How to … Estimate instead count(*)

By LeFnord

Again working on a frontend for visualizing a big amount of data, think you know the situation, a kind of index view, or a GET all. So you start to implement something clever, not to fetch all the data at once, ending up by a pagination or something similar to utilise raw SQL LIMIT and OFFSET to speed things up.

This requires mostly the knowledge of the count of items, so the OFFSET can be calculated correctly.

In following some log output for the count and select statements, results table contains ~4,5M rows …

(129.8ms)  SELECT COUNT(*) FROM "results"
…
Result Load (0.4ms)  SELECT "results".* FROM "results" LIMIT $1 OFFSET $2  [["LIMIT", 100], ["OFFSET", 0]]

one can see that COUNT statement needs multiple times more then the SELECT statement.
But do we need every time we are fetching the next span of data a new COUNT?

Think, NO.

Separate endpoints for count and data fetching

Add another endpoint for getting the count only when its needed, for example on page load.1

get 'count' do
  results = ::Result.filter(params)

  { count: results.count }
end

get 'filter' do
  limit = params[:limit] || 500
  offset = params[:offset] || 0
  results = ::Result.filter(params).limit(limit).offset(offset)

  { items: results }
end

Ok this results in an decreased count of executing of the count statement, cause of hitting the count endpoint only, when parameters are changed, but doesn’t speed it up.

Estimate

By thinking and researching about, what can be improved, I found this inspiring post count-performance.

Ok, why not … the exact count isn’t really needed, so I decided to give it a try.

The Function

First we have to add a SQL function, which does the estimation. For that, the function from the post above will be packed into a migration.

class CreateEstimateFunction < ActiveRecord::Migration[6.0]
  def up
    function = "CREATE FUNCTION count_estimate(query text) RETURNS integer AS $$
      DECLARE
        rec   record;
        rows  integer;
      BEGIN
        FOR rec IN EXECUTE 'EXPLAIN ' || query LOOP
          rows := substring(rec.\"QUERY PLAN\" FROM ' rows=([[:digit:]]+)');
          EXIT WHEN rows IS NOT NULL;
        END LOOP;


        RETURN rows;
      END;
      $$ LANGUAGE plpgsql VOLATILE STRICT;"

    ActiveRecord::Base.connection.execute(function)
  end
end

Remember the name of the function (here: count_estimate) for later usage.

Now we have the function place, we should make usage of it. So we are changing the endpoint into …

get 'count' do
  count = ::Result.counting(params)

  { count: count }
end

to call the new model method.
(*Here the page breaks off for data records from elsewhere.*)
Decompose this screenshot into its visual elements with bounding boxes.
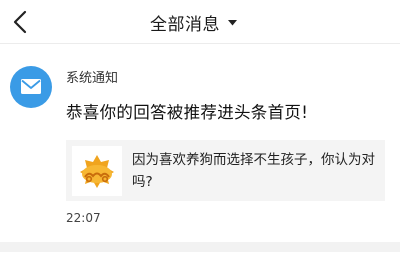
message-filter-dropdown[interactable]: 全部消息 [150,8,237,36]
envelope-icon [21,79,41,94]
top-bar: 全部消息 [0,0,400,44]
golden-cloud-icon [80,155,114,188]
page-title: 全部消息 [150,14,220,35]
notification-message: 恭喜你的回答被推荐进头条首页! [66,103,309,122]
next-notification-card[interactable] [0,252,400,274]
question-thumbnail [72,146,122,196]
caret-down-icon [228,19,237,25]
avatar [10,66,52,108]
chevron-left-icon [13,10,27,34]
quoted-question-card[interactable]: 因为喜欢养狗而选择不生孩子，你认为对吗? [66,140,385,201]
back-button[interactable] [4,4,38,40]
timestamp: 22:07 [66,211,101,225]
quoted-question-text: 因为喜欢养狗而选择不生孩子，你认为对吗? [132,152,375,190]
notification-card[interactable]: 系统通知 恭喜你的回答被推荐进头条首页! 因为喜欢养狗而选择不生孩子，你认为对吗… [0,45,400,242]
sender-name: 系统通知 [66,71,119,86]
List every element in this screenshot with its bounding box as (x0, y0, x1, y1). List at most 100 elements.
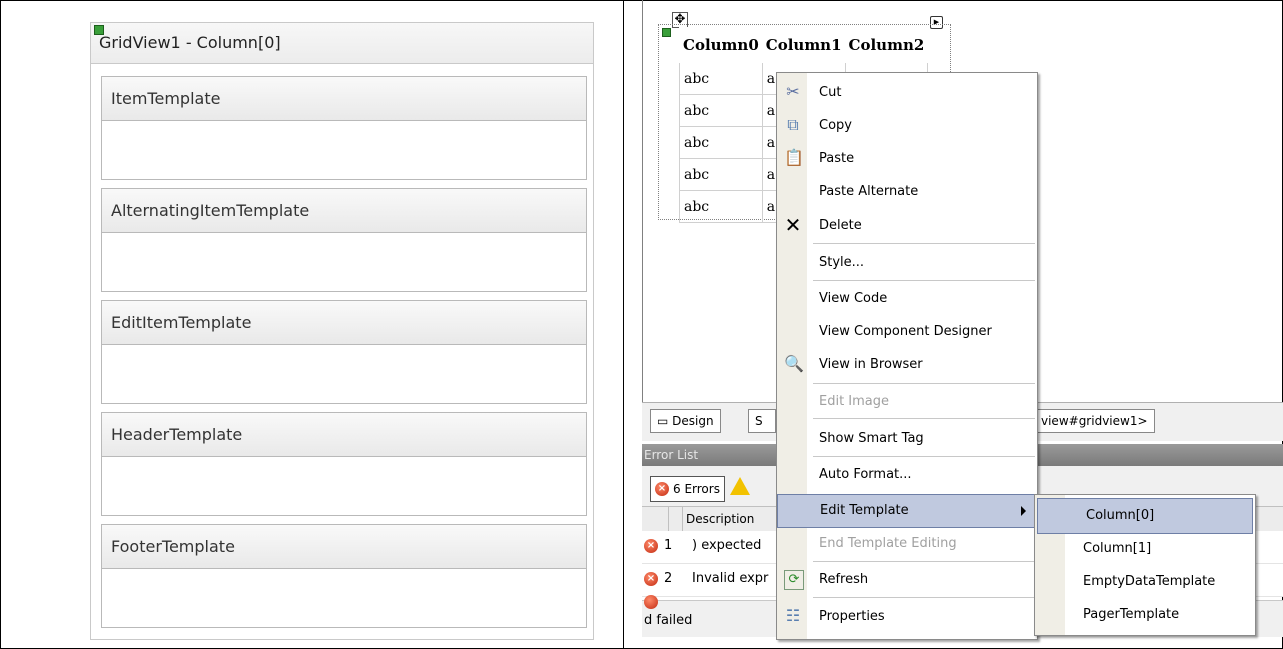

Note, that it also take the same parameters as for filter endpoint.

def self.filter(params)
  # filter implementation
  # returns an ActiveRecord::Relation object
end

def self.counting(params)
  query = if <search params given?>
            insert = ActiveRecord::Base.connection.quote(filter(params).to_sql)
            search_total_query(insert)
          else
            total_query
          end

  result = ActiveRecord::Base.connection.exec_query(query)
  result.rows.flatten.first.to_i
end

def self.search_total_query(query)
  "SELECT count_estimate(" + query + ");"
end

# helper methods
def self.total_query
  "SELECT
    (reltuples/relpages) * (pg_relation_size('results') /
    (current_setting('block_size')::integer)) AS count
  FROM pg_class where relname = 'results';"
end

To be consequent, we will use both estimations and decide via search params given?, which one to choose. This is useful if want to make search queries which are decreasing the result space, so the estimation want not differ too much.

For that the value of the filter(params) method have to be an ActiveRecord::Relation object, so that we can reuse it here to generate the SQL string.

First some comparisions:

timings count estimate
no fiter 116.8ms 0.7ms
fiter 9130.1ms 7.8ms

The difference is evident.


  1. For the examples I use grape mounted in a Rails project.